When you speak into the microphone, the sound (waves of changing air pressure) moves a plastic flap. Based on this movement, the microphone generates an electrical signal representing the sound. The speaker works in exactly the opposite way. An electrical signal moves a plastic flap, which generates sound waves you can hear.
The built-in camera is very small. Light comes through a lens and forms an image on a charge coupled device -- a grid of thousands of tiny electronic light readers. Each light reader measures the light hitting it and translates it into an electrical value. Together, these electrical values add up to create a signal representing the picture that the camera sees.
The phone has two LCD screens. An LCD is a grid of thousands of "twisted" crystals that sits in front of a light source. When the crystals are twisted, they block the light and you see a blank screen. When you charge one of the crystals with electricity, it untwists to let light through. The computer generates an electrical signal that untwists some crystals to form light patterns, making pictures and text on the screen.
And here's how it all comes together:
Most of these parts either translate analog information to digital information or digital information to analog information. Analog information changes gradually, like a wave.
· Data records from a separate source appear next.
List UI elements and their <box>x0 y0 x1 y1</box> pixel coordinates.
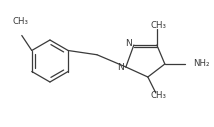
Text: N: N <box>117 64 124 73</box>
Text: CH₃: CH₃ <box>13 18 29 27</box>
Text: N: N <box>125 38 132 47</box>
Text: CH₃: CH₃ <box>151 21 167 30</box>
Text: NH₂: NH₂ <box>193 60 209 68</box>
Text: CH₃: CH₃ <box>151 91 167 100</box>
Digital information is made up of numbers that computers can understand.
The camera breaks what it sees into tiny dots, and gives each dot a number. When another phone receives the signal, it recreates that image on the LCD by translating each number back into a dot.
The phone chops speech into small sections. It assigns each section a number and broadcasts that digital signal. The phone on the other end of the call uses this digital signal to drive the speaker, recreating the original sound.